The Victorian government will create a Waste Crime Prevention Inspectorate and a Business Innovation Centre as part of the state’s new 10-year plan to overhaul the recycling sector.
The inspectorate will sit within the Environment Protection Authority, and will work closely with WorkSafe Victoria, emergency service agencies, councils and other regulators to improve information sharing and coordination.
Minister for Energy, Environment and Climate Change Lily D’Ambrosio announced the $300 million package at a CEDA event on Wednesday.
She said the plan would “clean up the industry” by targeting waste crime, with $71.4 million to help stop illegal dumping and stockpiling.
Under the plan, Victoria will reduce its reliance on landfill with a diversion target of 80%, and a new data system to measure progress by providing accurate information on the flow of recycled materials. It aims to shift Victoria to a circular economy.
A whopping $14.6 million will be designated to supporting local projects — particularly in regional communities — which boost recycling and reduce waste.
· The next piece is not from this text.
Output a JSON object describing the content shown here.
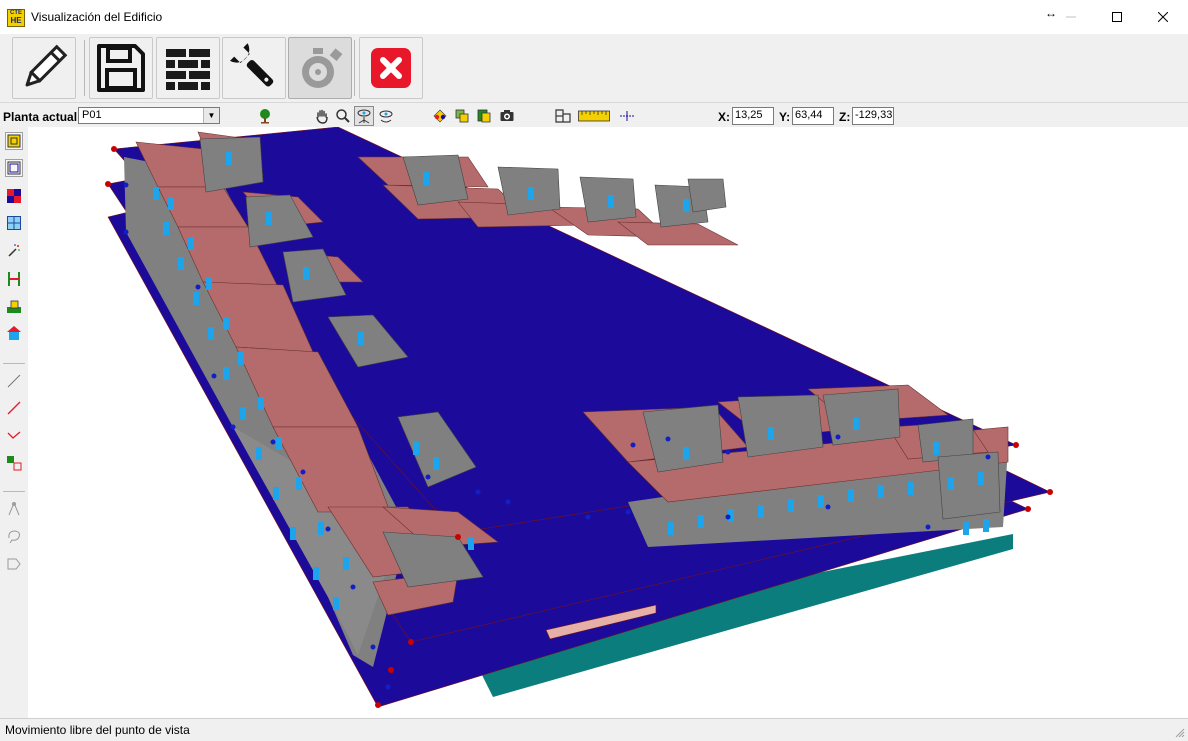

There will also be funding available for businesses and waste-to-energy initiatives, and a Business Innovation Centre will be created to develop innovative technology and solutions to waste problems.
An estimated 3,900 jobs will be created under the plan.
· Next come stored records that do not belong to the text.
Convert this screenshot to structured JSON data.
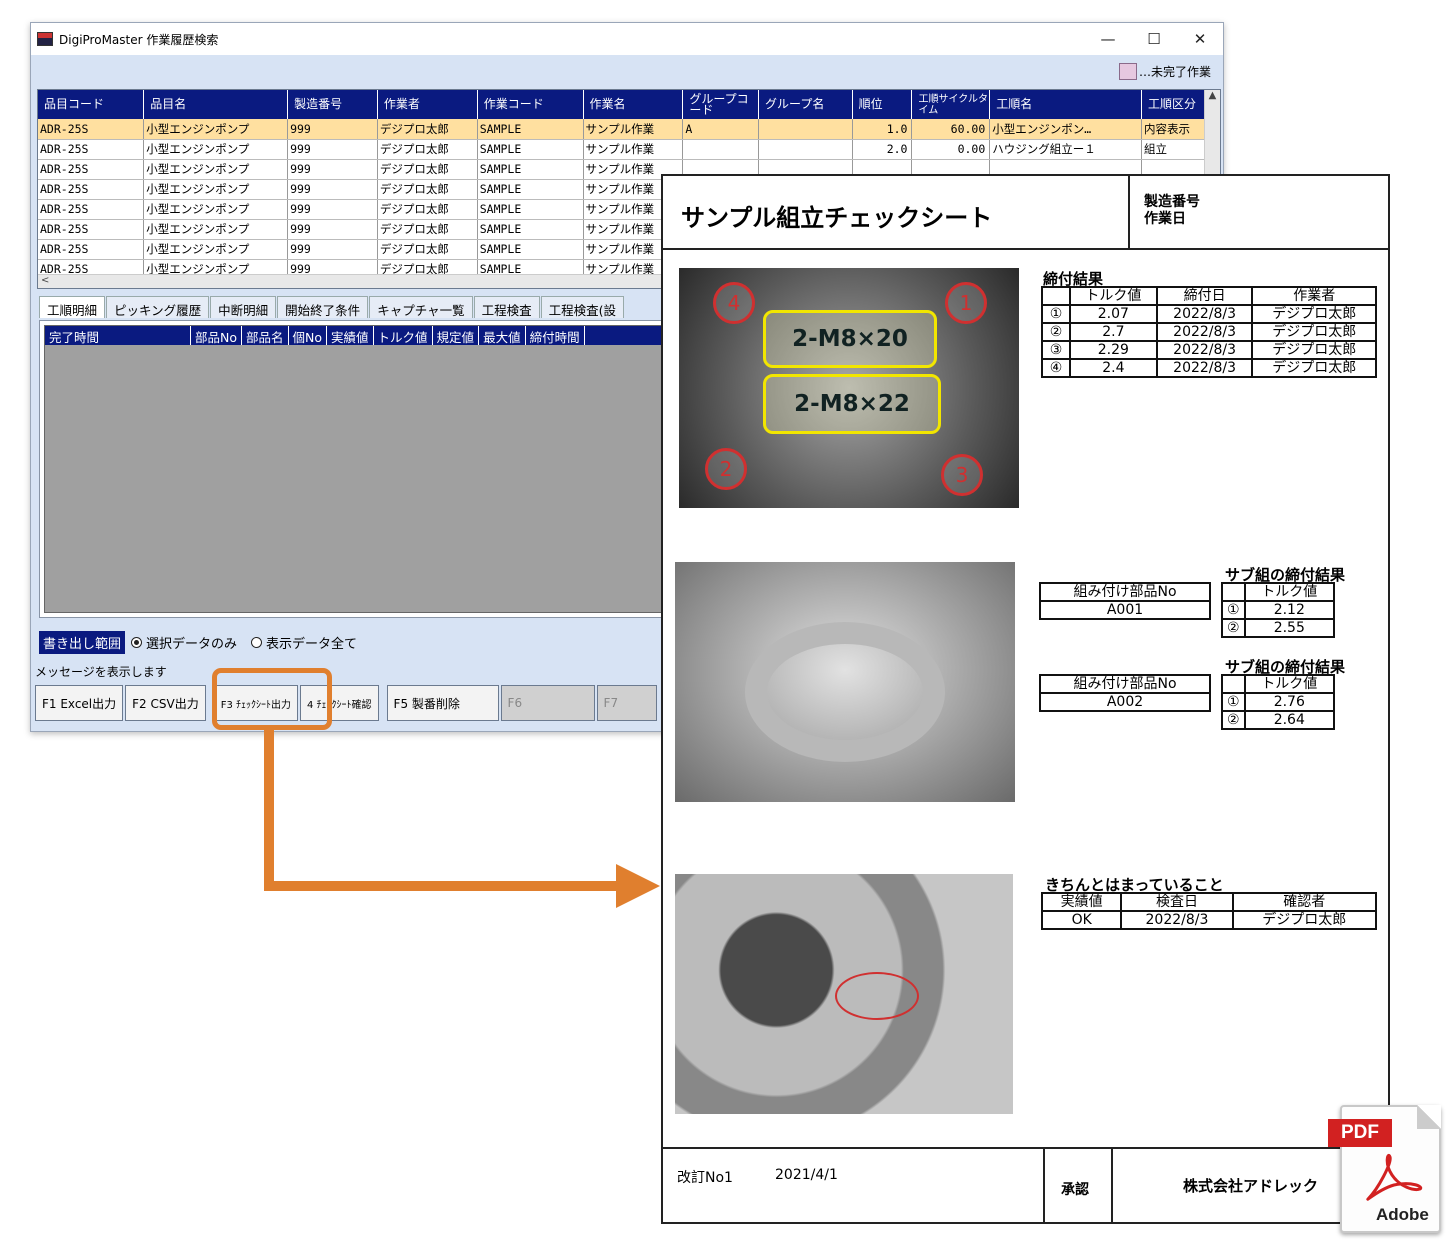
{
  "window": {
    "title": "DigiProMaster 作業履歴検索",
    "controls": {
      "minimize": "—",
      "maximize": "☐",
      "close": "✕"
    }
  },
  "legend": {
    "label": "…未完了作業",
    "color": "#e6c8e0"
  },
  "grid": {
    "headers": [
      "品目コード",
      "品目名",
      "製造番号",
      "作業者",
      "作業コード",
      "作業名",
      "グループコード",
      "グループ名",
      "順位",
      "工順サイクルタイム",
      "工順名",
      "工順区分"
    ],
    "rows": [
      [
        "ADR-25S",
        "小型エンジンポンプ",
        "999",
        "デジプロ太郎",
        "SAMPLE",
        "サンプル作業",
        "A",
        "",
        "1.0",
        "60.00",
        "小型エンジンポン…",
        "内容表示"
      ],
      [
        "ADR-25S",
        "小型エンジンポンプ",
        "999",
        "デジプロ太郎",
        "SAMPLE",
        "サンプル作業",
        "",
        "",
        "2.0",
        "0.00",
        "ハウジング組立ー１",
        "組立"
      ],
      [
        "ADR-25S",
        "小型エンジンポンプ",
        "999",
        "デジプロ太郎",
        "SAMPLE",
        "サンプル作業",
        "",
        "",
        "",
        "",
        "",
        ""
      ],
      [
        "ADR-25S",
        "小型エンジンポンプ",
        "999",
        "デジプロ太郎",
        "SAMPLE",
        "サンプル作業",
        "",
        "",
        "",
        "",
        "",
        ""
      ],
      [
        "ADR-25S",
        "小型エンジンポンプ",
        "999",
        "デジプロ太郎",
        "SAMPLE",
        "サンプル作業",
        "",
        "",
        "",
        "",
        "",
        ""
      ],
      [
        "ADR-25S",
        "小型エンジンポンプ",
        "999",
        "デジプロ太郎",
        "SAMPLE",
        "サンプル作業",
        "",
        "",
        "",
        "",
        "",
        ""
      ],
      [
        "ADR-25S",
        "小型エンジンポンプ",
        "999",
        "デジプロ太郎",
        "SAMPLE",
        "サンプル作業",
        "",
        "",
        "",
        "",
        "",
        ""
      ],
      [
        "ADR-25S",
        "小型エンジンポンプ",
        "999",
        "デジプロ太郎",
        "SAMPLE",
        "サンプル作業",
        "",
        "",
        "",
        "",
        "",
        ""
      ]
    ],
    "hscroll_arrow": "<"
  },
  "tabs": [
    "工順明細",
    "ピッキング履歴",
    "中断明細",
    "開始終了条件",
    "キャプチャ一覧",
    "工程検査",
    "工程検査(設"
  ],
  "detail_headers": [
    "完了時間",
    "部品No",
    "部品名",
    "個No",
    "実績値",
    "トルク値",
    "規定値",
    "最大値",
    "締付時間"
  ],
  "export": {
    "label": "書き出し範囲",
    "option_selected": "選択データのみ",
    "option_all": "表示データ全て"
  },
  "message": "メッセージを表示します",
  "fkeys": {
    "f1": "F1 Excel出力",
    "f2": "F2 CSV出力",
    "f3": "F3 ﾁｪｯｸｼｰﾄ出力",
    "f4": "4 ﾁｪｯｸｼｰﾄ確認",
    "f5": "F5 製番削除",
    "f6": "F6",
    "f7": "F7"
  },
  "sheet": {
    "title": "サンプル組立チェックシート",
    "meta_line1": "製造番号",
    "meta_line2": "作業日",
    "photo1_markers": [
      "4",
      "1",
      "2",
      "3"
    ],
    "photo1_labels": [
      "2-M8×20",
      "2-M8×22"
    ],
    "section1": {
      "title": "締付結果",
      "headers": [
        "",
        "トルク値",
        "締付日",
        "作業者"
      ],
      "rows": [
        [
          "①",
          "2.07",
          "2022/8/3",
          "デジプロ太郎"
        ],
        [
          "②",
          "2.7",
          "2022/8/3",
          "デジプロ太郎"
        ],
        [
          "③",
          "2.29",
          "2022/8/3",
          "デジプロ太郎"
        ],
        [
          "④",
          "2.4",
          "2022/8/3",
          "デジプロ太郎"
        ]
      ]
    },
    "section2": {
      "part_header": "組み付け部品No",
      "sub_title": "サブ組の締付結果",
      "sub_header": "トルク値",
      "blocks": [
        {
          "part": "A001",
          "rows": [
            [
              "①",
              "2.12"
            ],
            [
              "②",
              "2.55"
            ]
          ]
        },
        {
          "part": "A002",
          "rows": [
            [
              "①",
              "2.76"
            ],
            [
              "②",
              "2.64"
            ]
          ]
        }
      ]
    },
    "section3": {
      "title": "きちんとはまっていること",
      "headers": [
        "実績値",
        "検査日",
        "確認者"
      ],
      "row": [
        "OK",
        "2022/8/3",
        "デジプロ太郎"
      ]
    },
    "footer": {
      "revision": "改訂No1",
      "date": "2021/4/1",
      "approve": "承認",
      "company": "株式会社アドレック"
    }
  },
  "pdf_icon": {
    "badge": "PDF",
    "brand": "Adobe"
  },
  "colors": {
    "accent_orange": "#e07f2e",
    "grid_header": "#0a1a80",
    "selected_row": "#ffe0a0",
    "marker_red": "#d03030"
  }
}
READ MORE: Are NSW and VIC rubbish at recycling?
On Monday it was announced that the state would be implementing a new four-bin household recycling system to separate recyclables, glass, food and organics, and waste, with a container deposit scheme to begin by 2023. South Australia set up the first Australian container deposit scheme in 1977. The remaining states and territories have all caught up since then, with Victoria being the last.
The government will progressively increase the landfill levy over coming years to bring it into line with other states.